Das KfW-Kommunalpanel beruht auf einer bundesweit repräsentativen Befragung der Kämmereien von Städten und Gemeinden mit mehr als 2.000 Einwohner:innen sowie allen Landkreisen. Verantwortlich für diese zeichnet sich seit 2009 das Deutsche Institut für Urbanistik (Difu) aus. Die Befragung für die aktuelle Ausgabe fand von Januar bis März 2025 statt.

Schulen vom Investitionsstau besonders betroffen

Den größten Investitionsrückstand sehen die Kommunen einmal mehr bei den Schulgebäuden. Hier beträgt die Lücke 67,8 Milliarden Euro oder 31 Prozent des gesamten Investitionsstaus – würde man die Summe in 100-Euro-Scheinen auslegen, käme man auf eine Strecke von rund 99.000 Kilometer. Zum Vergleich: Vor einem Jahr lag sie bei lediglich 54,8 Milliarden Euro. „Der starke Anstieg bei den Schulgebäuden könnte mit dem gesetzlichen Anspruch auf Ganztagsbetreuung ab dem Jahr 2026 für Kinder im Grundschulalter zusammenhängen. Den Kommunen wird nun bewusst, dass sie hier noch Nachholbedarf haben“, mutmaßt Dirk Schumacher, Chefvolkswirt der KfW.

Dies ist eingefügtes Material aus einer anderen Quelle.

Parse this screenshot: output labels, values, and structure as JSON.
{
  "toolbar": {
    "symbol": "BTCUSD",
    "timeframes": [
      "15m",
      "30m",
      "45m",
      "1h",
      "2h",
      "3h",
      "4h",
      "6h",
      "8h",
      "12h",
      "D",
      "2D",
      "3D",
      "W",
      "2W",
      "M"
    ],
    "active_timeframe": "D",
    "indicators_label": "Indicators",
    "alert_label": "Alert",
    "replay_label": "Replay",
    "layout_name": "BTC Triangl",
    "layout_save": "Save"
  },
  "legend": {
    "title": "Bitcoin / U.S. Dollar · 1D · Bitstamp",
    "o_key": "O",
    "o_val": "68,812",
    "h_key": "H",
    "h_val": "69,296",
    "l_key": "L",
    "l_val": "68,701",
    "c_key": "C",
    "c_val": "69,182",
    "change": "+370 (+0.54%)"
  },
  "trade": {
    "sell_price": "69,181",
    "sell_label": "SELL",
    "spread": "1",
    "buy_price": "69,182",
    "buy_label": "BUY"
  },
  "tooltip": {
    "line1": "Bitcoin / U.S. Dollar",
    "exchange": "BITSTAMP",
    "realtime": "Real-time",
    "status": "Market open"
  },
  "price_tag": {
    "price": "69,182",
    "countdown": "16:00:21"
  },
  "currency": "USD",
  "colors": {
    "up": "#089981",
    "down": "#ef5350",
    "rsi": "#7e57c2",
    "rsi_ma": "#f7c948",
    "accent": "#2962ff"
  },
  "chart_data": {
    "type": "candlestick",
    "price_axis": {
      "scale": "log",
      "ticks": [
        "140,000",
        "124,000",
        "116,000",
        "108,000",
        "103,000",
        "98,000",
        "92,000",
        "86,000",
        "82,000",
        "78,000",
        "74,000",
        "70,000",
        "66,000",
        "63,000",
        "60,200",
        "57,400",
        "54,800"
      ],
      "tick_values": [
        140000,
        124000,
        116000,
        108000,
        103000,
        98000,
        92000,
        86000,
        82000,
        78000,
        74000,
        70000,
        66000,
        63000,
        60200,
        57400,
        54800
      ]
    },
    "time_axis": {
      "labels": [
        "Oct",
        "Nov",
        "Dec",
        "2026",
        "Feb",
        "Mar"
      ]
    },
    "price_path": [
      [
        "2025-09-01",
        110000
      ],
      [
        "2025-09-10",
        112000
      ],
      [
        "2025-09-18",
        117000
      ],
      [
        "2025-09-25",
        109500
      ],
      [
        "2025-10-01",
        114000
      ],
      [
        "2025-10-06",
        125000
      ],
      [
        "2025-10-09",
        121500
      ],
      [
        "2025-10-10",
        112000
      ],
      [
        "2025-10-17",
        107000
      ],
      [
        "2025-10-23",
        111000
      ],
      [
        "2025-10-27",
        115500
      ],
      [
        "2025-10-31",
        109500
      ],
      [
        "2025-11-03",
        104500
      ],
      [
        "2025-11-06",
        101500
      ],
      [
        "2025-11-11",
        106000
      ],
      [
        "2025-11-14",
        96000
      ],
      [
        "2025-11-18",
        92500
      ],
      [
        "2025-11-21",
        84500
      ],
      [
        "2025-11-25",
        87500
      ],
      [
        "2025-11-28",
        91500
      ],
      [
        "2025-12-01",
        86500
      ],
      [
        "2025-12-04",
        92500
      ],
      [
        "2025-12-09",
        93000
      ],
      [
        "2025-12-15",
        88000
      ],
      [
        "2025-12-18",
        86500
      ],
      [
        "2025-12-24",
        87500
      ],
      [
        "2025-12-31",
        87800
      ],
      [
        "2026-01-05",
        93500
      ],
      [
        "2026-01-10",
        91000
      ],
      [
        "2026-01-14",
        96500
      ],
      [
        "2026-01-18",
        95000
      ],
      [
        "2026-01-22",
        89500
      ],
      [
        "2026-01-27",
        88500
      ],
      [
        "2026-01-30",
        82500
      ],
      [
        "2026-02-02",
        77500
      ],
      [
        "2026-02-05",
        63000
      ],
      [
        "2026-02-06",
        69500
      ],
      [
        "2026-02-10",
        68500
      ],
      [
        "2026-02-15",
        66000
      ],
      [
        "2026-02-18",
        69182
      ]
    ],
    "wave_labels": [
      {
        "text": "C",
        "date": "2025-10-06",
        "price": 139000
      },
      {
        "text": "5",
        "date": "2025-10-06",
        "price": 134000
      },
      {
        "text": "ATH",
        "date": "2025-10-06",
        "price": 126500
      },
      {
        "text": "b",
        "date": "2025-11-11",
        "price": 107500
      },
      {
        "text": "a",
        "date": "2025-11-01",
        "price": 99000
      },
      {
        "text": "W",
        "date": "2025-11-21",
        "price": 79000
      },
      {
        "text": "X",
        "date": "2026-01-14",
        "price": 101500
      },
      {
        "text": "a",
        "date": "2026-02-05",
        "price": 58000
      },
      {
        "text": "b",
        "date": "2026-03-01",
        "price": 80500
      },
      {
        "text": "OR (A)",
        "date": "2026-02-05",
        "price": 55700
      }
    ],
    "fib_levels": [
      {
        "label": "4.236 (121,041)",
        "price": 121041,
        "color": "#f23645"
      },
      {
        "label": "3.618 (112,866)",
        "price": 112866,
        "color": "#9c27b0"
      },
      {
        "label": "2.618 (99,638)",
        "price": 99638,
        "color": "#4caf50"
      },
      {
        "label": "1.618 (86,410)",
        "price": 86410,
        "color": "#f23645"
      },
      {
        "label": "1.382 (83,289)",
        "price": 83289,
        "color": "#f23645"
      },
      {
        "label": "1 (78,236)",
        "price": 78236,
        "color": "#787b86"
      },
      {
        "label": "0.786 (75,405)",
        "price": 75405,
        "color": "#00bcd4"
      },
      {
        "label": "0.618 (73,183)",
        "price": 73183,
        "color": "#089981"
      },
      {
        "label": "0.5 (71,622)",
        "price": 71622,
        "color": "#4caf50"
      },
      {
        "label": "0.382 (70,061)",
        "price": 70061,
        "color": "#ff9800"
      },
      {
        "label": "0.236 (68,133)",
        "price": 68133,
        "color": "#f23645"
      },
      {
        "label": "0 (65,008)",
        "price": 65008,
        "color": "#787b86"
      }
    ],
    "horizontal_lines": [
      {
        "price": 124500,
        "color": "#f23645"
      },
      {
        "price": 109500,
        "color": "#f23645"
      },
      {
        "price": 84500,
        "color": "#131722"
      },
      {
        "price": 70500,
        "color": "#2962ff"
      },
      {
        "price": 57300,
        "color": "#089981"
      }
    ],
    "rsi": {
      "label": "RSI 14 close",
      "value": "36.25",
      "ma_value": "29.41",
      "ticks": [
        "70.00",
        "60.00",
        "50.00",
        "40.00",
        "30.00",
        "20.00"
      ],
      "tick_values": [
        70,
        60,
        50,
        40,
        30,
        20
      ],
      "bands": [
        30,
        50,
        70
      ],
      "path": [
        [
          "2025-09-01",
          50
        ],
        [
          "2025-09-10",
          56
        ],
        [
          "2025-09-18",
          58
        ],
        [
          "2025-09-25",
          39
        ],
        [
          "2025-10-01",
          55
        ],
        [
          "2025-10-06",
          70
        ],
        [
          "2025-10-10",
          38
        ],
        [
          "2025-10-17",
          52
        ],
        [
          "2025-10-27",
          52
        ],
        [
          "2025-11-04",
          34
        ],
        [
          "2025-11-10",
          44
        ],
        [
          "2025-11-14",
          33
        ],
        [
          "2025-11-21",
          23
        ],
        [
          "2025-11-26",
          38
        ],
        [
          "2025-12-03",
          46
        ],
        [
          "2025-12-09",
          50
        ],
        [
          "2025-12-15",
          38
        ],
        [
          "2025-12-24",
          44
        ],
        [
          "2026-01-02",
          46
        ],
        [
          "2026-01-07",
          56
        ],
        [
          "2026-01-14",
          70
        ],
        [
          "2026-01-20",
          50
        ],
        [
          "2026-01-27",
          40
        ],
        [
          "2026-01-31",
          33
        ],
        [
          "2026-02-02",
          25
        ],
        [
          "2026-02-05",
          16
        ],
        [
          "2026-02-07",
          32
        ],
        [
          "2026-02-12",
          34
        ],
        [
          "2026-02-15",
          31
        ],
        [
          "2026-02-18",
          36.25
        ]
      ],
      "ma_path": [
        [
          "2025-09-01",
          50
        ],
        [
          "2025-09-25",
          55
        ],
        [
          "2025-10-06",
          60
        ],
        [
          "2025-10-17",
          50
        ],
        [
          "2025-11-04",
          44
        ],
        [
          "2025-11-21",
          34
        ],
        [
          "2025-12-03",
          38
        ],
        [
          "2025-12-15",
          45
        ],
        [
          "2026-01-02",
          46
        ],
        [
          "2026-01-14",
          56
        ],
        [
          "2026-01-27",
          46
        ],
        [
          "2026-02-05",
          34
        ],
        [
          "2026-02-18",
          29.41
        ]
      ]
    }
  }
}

Insgesamt geben 56 Prozent der Kommunen einen nennenswerten oder gravierenden Investitionsrückstand bei den Schulgebäuden an. Dabei ergibt sich ein starker Zusammenhang mit der Kommunengröße: Während in der Größenklasse 2000 bis 5000 Einwohnern knapp etwas mehr als die Hälfte der Kommunen einen nennenswerten oder gravierenden Rückstand bei den Schulgebäuden sehen, steigt der Anteil auf knapp 90 Prozent bei Städten mit mehr als 50.000 Einwohnerinnen. Zudem machen Kommunen in Süddeutschland deutlich seltener einen starken Investitionsrückstand aus als jene in Nordrhein-Westfalen oder im Südwesten Deutschlands, also in Hessen, Rheinland-Pfalz und im Saarland.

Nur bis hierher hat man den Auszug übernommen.